Of direct importance to consumers is the fact that Sodium Pentothal is a very important agent in anesthesia. Anesthesiologists consider it a first-line drug in many situations, including patients for whom the side effects of other medications could lead to serious complications.

Referring to its discontinuation because of use in lethal injections, a statement by the American Society of Anesthesiologists reads, in part, "It is an unfortunate irony that many more lives will be lost or put in jeopardy as a result of not having the drug available for its legitimate medical use."

The other announcement last week will affect many consumers more directly. The manufacturer of Tamiflu (oseltamivir), an important drug for treatment or prevention of influenza in children over one year old and adults, announced that supplies of the suspension form of the drug are currently exhausted due to increased demand during the flu season. The company also said it was unable to estimate when the drug will again be available. The suspension is used in children and adults who can't swallow the capsule form. Tamiflu is also available in capsule form.

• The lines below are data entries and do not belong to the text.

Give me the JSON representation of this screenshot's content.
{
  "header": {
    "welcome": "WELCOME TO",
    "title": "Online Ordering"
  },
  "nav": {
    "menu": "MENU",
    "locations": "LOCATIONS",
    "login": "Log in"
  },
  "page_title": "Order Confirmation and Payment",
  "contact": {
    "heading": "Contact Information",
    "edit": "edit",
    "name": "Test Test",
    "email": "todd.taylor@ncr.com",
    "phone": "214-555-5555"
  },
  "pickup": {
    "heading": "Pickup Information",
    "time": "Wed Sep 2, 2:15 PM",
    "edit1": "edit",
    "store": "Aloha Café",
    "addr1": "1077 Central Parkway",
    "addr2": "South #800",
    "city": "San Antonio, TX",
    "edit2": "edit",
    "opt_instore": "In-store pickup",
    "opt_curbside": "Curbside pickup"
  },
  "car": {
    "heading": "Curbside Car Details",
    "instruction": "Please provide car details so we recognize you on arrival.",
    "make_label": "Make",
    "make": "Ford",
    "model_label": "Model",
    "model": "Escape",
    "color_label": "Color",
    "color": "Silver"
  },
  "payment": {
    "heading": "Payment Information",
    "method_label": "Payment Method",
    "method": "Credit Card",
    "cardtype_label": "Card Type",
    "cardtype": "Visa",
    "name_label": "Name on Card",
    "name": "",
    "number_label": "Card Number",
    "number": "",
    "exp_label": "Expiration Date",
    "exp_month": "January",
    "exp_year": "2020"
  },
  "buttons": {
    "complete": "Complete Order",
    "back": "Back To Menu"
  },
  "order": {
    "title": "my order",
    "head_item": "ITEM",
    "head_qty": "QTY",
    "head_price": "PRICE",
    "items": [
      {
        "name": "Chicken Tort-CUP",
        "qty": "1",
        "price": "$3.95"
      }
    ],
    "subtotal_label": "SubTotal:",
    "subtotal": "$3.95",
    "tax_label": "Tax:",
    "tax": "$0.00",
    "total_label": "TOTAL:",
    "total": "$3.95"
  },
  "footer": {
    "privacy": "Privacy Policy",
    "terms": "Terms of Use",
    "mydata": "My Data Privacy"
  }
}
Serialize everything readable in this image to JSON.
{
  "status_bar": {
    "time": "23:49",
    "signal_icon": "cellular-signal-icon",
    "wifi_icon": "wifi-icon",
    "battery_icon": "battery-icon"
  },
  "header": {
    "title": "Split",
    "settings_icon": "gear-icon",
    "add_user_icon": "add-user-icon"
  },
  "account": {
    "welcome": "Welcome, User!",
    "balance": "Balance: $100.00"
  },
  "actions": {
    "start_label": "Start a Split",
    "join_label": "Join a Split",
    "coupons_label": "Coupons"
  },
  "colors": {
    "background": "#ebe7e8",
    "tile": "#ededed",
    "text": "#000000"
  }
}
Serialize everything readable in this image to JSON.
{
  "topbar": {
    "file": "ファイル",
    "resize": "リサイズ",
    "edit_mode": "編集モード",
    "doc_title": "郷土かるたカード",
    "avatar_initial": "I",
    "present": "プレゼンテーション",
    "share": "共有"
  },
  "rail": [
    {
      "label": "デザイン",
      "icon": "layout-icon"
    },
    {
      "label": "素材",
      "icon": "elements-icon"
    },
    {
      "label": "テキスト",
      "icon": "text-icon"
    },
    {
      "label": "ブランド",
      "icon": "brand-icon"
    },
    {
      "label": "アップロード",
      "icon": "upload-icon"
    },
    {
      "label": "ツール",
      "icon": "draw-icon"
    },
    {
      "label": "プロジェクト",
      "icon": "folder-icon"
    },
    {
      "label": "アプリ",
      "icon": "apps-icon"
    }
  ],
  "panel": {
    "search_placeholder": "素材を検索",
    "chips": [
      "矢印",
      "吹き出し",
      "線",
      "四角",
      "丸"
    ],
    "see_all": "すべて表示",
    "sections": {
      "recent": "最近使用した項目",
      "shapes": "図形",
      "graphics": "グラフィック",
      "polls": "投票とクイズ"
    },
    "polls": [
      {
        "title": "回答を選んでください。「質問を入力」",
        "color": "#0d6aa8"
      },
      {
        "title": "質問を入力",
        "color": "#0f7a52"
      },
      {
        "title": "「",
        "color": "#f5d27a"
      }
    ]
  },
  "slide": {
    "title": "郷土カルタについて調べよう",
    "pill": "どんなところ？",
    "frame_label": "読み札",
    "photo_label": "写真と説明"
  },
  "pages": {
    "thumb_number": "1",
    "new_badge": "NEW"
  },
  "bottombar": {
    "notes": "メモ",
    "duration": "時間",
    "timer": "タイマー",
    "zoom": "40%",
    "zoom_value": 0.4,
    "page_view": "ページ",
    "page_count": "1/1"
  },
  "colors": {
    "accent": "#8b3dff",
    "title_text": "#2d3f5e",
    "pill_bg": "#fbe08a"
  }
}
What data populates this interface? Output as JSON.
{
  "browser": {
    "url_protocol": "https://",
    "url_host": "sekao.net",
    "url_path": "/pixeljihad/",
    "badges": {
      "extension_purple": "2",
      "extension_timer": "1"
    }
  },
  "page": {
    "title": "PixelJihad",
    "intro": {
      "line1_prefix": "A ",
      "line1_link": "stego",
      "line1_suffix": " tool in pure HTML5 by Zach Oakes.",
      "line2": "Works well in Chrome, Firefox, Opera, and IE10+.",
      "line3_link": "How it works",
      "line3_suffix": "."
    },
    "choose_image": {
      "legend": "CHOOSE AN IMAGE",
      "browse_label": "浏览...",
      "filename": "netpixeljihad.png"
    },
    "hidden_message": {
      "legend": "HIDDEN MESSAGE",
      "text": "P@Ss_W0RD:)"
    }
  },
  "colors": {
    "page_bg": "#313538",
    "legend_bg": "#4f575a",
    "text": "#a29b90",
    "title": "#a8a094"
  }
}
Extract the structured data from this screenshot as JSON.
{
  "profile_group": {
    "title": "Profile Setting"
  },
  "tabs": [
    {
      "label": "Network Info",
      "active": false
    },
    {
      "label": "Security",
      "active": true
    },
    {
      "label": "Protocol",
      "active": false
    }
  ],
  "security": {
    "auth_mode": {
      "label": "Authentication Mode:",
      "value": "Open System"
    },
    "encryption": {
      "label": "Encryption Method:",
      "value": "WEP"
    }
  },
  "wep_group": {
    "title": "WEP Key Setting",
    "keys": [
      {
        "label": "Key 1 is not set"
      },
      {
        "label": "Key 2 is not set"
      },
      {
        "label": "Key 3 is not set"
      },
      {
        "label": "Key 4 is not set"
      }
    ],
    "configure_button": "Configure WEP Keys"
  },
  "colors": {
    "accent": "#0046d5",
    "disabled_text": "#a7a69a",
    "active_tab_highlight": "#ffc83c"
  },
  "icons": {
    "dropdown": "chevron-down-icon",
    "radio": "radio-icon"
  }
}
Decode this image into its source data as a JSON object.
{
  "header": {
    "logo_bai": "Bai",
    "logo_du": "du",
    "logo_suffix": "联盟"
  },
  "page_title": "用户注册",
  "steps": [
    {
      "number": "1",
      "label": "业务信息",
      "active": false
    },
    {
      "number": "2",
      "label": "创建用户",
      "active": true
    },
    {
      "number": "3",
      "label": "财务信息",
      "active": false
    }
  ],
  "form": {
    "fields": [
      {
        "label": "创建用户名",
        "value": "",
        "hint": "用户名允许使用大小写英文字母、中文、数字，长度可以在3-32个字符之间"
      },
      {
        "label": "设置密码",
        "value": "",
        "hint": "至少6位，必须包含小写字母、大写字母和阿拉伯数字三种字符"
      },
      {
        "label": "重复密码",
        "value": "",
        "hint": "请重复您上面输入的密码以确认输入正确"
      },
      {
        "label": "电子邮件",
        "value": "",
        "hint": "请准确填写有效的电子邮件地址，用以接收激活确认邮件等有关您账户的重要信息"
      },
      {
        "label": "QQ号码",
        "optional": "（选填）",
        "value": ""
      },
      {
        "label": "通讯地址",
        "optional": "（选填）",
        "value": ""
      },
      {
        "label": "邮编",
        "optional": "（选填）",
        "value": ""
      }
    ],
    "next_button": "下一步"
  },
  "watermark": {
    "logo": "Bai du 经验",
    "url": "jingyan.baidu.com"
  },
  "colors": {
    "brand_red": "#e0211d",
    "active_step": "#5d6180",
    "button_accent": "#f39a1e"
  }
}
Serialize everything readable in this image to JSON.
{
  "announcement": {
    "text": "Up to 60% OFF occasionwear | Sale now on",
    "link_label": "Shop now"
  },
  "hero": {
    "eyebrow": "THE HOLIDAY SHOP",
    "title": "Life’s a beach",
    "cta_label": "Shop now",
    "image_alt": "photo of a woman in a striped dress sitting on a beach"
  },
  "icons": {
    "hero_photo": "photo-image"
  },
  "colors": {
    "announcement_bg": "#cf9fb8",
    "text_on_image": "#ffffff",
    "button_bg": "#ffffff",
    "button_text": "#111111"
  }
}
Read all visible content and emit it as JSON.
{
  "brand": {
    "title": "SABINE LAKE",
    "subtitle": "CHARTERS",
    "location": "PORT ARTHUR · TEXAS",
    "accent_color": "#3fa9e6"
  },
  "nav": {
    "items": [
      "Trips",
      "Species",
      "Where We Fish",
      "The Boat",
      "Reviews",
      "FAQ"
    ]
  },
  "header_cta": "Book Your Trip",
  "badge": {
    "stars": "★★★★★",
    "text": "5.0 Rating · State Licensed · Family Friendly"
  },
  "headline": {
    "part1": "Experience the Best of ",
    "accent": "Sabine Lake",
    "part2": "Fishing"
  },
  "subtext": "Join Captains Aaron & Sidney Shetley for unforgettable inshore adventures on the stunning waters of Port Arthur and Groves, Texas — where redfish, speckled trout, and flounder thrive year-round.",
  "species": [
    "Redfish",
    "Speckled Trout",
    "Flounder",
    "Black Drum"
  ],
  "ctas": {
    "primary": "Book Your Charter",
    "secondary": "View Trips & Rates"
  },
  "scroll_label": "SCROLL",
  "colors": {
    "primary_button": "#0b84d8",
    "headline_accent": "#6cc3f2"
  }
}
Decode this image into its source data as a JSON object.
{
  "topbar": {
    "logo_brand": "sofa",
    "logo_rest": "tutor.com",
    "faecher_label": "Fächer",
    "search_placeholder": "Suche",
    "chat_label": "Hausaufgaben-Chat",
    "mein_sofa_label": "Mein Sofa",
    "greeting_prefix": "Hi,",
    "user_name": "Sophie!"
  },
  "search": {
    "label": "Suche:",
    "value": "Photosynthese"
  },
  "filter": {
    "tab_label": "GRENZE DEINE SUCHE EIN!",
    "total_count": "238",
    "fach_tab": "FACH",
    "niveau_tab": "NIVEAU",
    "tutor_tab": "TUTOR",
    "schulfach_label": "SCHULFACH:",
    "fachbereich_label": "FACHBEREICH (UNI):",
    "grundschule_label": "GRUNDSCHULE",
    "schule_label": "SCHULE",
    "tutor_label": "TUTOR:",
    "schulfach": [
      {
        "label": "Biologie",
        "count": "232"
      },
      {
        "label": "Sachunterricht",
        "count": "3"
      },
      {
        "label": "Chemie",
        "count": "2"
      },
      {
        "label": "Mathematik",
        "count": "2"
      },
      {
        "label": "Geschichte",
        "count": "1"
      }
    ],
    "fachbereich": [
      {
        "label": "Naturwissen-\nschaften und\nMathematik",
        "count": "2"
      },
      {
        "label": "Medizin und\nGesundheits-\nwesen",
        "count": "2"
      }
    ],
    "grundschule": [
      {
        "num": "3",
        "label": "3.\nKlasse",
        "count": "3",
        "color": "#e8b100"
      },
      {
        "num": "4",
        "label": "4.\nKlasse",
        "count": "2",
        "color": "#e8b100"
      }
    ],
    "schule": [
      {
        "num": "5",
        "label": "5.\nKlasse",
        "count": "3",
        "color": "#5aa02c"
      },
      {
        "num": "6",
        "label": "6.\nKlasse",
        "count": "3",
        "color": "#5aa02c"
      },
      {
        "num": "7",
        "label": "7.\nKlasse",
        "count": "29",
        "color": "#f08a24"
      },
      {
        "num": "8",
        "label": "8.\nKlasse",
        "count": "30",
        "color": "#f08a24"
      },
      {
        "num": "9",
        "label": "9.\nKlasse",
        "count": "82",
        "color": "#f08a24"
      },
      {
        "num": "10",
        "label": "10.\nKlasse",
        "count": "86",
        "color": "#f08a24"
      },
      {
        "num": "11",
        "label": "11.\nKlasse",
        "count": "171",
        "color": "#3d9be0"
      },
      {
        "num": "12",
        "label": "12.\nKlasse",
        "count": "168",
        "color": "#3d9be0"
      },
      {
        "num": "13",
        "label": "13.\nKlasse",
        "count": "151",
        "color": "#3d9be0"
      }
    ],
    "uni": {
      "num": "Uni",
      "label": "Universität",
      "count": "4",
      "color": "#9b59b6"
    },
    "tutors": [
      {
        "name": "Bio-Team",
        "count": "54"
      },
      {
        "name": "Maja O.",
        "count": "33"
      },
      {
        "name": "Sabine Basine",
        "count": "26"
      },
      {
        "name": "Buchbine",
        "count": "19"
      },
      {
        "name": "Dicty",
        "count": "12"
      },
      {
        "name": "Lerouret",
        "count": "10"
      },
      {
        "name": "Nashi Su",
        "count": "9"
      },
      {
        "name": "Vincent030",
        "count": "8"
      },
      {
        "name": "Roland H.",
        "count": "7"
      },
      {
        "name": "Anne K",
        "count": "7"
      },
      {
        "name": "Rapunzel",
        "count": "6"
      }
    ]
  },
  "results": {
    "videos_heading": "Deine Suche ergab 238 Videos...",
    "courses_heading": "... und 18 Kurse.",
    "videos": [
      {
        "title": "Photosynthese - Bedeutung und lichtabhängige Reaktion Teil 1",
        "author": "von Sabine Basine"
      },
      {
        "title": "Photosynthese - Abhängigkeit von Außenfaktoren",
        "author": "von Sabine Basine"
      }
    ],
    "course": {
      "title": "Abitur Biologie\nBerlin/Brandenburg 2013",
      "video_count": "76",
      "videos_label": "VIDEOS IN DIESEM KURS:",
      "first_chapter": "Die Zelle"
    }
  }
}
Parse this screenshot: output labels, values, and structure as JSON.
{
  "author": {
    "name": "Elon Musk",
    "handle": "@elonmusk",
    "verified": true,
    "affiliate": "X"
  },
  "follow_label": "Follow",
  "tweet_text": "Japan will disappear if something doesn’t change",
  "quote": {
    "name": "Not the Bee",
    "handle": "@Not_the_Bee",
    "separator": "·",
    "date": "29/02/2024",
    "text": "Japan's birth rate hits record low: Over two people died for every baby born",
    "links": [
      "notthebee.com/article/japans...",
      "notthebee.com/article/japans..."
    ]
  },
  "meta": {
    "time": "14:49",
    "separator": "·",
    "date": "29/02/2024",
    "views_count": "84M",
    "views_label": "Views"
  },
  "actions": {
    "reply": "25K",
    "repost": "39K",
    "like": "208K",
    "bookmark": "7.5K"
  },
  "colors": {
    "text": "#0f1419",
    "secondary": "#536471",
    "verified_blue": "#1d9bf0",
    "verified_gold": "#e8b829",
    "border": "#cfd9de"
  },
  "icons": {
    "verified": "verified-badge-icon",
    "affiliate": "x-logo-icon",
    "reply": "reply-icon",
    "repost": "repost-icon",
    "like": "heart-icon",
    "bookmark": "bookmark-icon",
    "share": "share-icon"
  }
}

Although supplies of the suspension may still be available at your pharmacy, a similar problem arose last year, and pharmacists eventually were forced to compound the suspension from powder in the capsules. Beside the fact that prescriptions will likely cost more for compounded versions, for some strange reason the formula that FDA approved for the pharmacy-compounded suspension is more concentrated than the company-made suspension product (15 mg/mL vs. 12 mg/mL).

Since doctors usually just prescribe liquid medicines in volume measurement, such as how many milliliters (mL) or teaspoons you should take, there will be confusion regarding how much liquid of the pharmacy-made medicine to take in order to get the intended mg amount. I am aware of incidents in which doctors expecting the 12 mg/mL product were unaware of the shortage and did not know a 15 mg/mL concentration was being supplied.

The last time this happened, even doctors themselves were confused into taking the wrong amount. A New England Journal of Medicine letter on Sept. 23 describes a case in which a couple, who were both health professionals, were dumbfounded by the labeling when trying to prepare a dose of the medication for their child.

The Tamiflu situation is a good example of how a drug shortage contributes to dosing errors. Except this time it's hitting home.